Moreover, as was concluded by US National Library of Medicine in its Journal of Aerosol Medicine and Pulmonary Drug Delivery (https://www.ncbi.nlm.nih.gov), inhaled therapy is the cornerstone the treatment of conditions since direct delivery of medication to the lung allows for optimal efficacy and safety. However, up to 94% of patients with asthma and COPD do not use their inhalers correctly, and they require multiple education sessions to maintain their technique.
An inhaler is a medical device (puff or pump) used for delivering medication into the body via the lungs. It is mainly used in the treatment of asthma and chronic obstructive pulmonary disease.
In a study published in 2015, the Journal sought to ascertain how patients respond to their inhalers.
The study found that pressurized metered dose inhalers (pMDIs) are the most commonly prescribed devices, but their correct use requires simultaneous device activation and inspiration, a challenge for many patients. In addition to coordination problems, elderly patients and patients with osteoarthritis or weak hands may not have the grip strength or dexterity needed to fire the inhaler. Although dry powder inhalers (DPIs) are breath activated and do not require the same coordination as pMDIs, more than 90% of patients fail to demonstrate the correct DPI inhalation technique. Actuating the DPI device is problematic for children, the elderly, and extremely breathless patients, who may not be able to achieve a fast and forceful enough inhalation to activate the device. Breathless patients may also not be able to maintain the 10 second breath-hold that is recommended immediately after inhalation. Poor inhalation technique may also be due to confusion if patients are using more than one type of inhaler. Considering all of these factors, patients with slow inspiratory flow (i.e., flow limitation) may be well suited to pMDIs if they can coordinate hand and breath maneuvers; whereas patients who can achieve an adequate inspiratory flow but who have problems with coordination may be better suited to DPIs.

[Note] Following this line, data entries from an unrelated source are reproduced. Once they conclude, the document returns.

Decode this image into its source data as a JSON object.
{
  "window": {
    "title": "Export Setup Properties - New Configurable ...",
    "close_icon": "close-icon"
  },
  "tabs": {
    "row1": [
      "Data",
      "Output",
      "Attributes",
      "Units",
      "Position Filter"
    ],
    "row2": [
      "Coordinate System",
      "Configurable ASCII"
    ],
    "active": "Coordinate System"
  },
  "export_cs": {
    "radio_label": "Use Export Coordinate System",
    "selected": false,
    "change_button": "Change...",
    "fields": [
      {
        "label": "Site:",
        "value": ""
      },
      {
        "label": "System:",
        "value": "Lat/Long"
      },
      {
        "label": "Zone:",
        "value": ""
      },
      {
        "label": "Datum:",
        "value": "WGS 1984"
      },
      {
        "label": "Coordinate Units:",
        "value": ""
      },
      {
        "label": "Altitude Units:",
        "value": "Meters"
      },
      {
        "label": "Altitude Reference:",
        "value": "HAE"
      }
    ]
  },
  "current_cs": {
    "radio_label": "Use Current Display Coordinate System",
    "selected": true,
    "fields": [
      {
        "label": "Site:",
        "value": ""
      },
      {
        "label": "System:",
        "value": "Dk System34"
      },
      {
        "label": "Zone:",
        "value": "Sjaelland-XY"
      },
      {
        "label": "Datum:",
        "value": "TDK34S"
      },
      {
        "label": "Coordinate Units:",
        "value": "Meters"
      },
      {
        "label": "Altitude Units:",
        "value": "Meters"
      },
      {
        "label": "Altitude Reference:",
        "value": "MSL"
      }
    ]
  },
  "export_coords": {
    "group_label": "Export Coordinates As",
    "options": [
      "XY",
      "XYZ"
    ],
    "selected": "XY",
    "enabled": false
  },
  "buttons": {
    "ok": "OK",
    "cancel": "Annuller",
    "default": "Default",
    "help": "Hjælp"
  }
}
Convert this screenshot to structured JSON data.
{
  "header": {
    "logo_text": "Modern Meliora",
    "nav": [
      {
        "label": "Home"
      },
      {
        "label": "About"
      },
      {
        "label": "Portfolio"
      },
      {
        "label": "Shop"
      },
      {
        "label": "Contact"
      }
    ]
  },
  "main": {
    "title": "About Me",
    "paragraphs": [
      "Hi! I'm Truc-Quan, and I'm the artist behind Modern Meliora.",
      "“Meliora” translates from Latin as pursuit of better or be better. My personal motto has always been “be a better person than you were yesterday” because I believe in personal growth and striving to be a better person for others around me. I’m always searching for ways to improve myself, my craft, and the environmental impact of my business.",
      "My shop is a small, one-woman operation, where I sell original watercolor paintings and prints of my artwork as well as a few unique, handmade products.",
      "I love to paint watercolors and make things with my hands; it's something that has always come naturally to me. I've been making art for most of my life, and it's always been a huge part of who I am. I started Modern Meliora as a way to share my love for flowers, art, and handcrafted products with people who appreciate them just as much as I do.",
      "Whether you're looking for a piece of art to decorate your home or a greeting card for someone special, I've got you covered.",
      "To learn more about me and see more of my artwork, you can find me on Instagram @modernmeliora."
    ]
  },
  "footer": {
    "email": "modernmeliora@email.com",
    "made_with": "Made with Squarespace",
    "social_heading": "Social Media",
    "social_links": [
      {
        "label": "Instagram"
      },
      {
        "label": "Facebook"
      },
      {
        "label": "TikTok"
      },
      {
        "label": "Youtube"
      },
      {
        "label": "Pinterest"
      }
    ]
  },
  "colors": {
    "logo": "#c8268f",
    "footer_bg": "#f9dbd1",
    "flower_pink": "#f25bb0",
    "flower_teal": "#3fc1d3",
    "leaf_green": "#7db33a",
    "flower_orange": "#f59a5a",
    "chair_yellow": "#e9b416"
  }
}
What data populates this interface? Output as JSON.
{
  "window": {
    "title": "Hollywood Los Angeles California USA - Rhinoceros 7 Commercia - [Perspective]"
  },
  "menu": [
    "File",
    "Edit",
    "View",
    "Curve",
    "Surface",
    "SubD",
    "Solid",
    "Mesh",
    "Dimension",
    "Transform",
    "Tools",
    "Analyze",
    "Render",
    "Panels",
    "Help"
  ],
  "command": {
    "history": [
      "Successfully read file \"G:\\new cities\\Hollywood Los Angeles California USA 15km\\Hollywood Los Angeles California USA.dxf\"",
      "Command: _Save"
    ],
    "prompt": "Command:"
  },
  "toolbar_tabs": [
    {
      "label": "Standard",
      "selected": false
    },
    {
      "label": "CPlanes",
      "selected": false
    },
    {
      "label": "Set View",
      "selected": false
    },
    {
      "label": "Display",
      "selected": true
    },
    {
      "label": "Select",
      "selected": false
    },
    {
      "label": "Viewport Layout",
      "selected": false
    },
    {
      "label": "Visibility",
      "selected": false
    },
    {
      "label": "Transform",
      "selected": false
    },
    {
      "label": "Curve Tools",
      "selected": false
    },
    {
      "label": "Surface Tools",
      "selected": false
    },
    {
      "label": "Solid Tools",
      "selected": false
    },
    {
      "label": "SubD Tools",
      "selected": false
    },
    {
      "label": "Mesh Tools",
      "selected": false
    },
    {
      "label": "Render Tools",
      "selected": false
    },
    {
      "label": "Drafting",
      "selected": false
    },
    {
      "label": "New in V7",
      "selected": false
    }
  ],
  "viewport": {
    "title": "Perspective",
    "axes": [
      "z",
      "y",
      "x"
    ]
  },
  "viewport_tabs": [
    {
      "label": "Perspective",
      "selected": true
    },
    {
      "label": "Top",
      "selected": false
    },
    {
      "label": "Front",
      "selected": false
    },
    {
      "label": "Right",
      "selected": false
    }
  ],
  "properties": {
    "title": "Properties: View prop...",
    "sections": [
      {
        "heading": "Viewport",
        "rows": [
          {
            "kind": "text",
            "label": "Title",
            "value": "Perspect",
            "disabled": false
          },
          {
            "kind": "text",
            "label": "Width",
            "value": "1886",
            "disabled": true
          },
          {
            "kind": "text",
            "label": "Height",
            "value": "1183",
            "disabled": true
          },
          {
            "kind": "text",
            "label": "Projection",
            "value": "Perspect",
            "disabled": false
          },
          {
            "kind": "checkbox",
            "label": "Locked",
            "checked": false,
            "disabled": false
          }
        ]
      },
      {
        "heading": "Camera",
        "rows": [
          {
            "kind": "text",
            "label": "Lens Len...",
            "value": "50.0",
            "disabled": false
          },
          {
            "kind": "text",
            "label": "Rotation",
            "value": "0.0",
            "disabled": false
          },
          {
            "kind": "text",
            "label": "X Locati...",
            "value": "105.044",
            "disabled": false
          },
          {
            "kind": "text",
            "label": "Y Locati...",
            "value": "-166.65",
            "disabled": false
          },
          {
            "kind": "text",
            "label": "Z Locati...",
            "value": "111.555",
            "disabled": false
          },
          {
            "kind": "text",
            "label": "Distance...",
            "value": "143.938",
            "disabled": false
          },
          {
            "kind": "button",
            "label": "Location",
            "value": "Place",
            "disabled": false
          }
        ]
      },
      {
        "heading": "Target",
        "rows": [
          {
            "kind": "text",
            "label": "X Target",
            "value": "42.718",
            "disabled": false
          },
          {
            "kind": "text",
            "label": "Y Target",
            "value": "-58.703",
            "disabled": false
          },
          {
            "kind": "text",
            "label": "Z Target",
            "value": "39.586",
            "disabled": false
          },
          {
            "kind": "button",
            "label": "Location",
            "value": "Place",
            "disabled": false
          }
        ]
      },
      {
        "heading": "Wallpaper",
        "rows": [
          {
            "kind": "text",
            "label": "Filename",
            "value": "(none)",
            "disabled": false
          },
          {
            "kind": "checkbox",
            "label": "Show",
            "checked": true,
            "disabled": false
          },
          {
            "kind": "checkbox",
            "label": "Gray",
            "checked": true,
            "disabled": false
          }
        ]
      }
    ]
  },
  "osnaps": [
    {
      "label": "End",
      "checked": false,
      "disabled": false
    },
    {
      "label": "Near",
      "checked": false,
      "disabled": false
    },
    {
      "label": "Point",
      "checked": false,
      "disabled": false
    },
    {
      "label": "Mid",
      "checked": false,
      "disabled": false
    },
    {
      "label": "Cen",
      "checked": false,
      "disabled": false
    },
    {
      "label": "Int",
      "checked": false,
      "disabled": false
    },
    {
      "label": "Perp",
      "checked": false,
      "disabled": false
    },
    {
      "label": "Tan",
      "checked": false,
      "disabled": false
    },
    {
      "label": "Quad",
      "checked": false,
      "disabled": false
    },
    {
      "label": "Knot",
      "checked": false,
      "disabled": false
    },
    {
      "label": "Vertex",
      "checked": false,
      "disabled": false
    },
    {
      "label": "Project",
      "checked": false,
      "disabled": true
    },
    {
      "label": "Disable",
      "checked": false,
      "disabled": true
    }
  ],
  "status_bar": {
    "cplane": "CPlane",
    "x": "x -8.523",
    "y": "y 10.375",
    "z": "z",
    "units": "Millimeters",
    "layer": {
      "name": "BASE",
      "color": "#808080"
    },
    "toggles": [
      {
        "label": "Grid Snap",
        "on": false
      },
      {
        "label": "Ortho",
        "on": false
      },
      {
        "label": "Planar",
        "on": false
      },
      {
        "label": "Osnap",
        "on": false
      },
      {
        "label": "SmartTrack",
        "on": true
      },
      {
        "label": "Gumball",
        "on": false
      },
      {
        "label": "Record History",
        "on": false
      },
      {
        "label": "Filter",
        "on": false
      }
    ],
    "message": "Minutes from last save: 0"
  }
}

Aside from patients’ issues, other factors contributing to poor inhalation technique include lack of knowledge of correct inhaler technique in healthcare professionals, and patient inhaler preference.
But as you can imagine researchers have long been putting measures in place to tackle the challenges faced by persons whose very survival are dependent on inhalers. And guess what, their breakthrough has already materialized in the form of a device called the ‘Smart Inhaler’.
According to Healthline (www.healthline.com), which prides itself with keeping track of authentic medical innovations, bluetooth-enabled smart inhalers is the way of the future.
It functions as add-on devices, which when clipped to existing inhalers send data to a smartphone app.
These devices are designed to detect inhaler use, remind patients to use their medication, encourage proper use of the device, and gather data about a patient’s inhaler use that can help guide care.
Each time the inhaler is used, it records the date, time, place, and whether the dose was correctly administered.
“This will provide valuable insight to determine how adherent patients are to their controller medications, as well as help us understand the patterns of when a patient experiences a flare,” said Tonya A Winders president and chief executive officer of the Allergy & Asthma Network Healtline reported.
Following on the heels of a clinical trial of the add-on smart inhaler device, researchers found that participants used less reliever medication, had more reliever-free days, and improved overall asthma control over a 12-month period.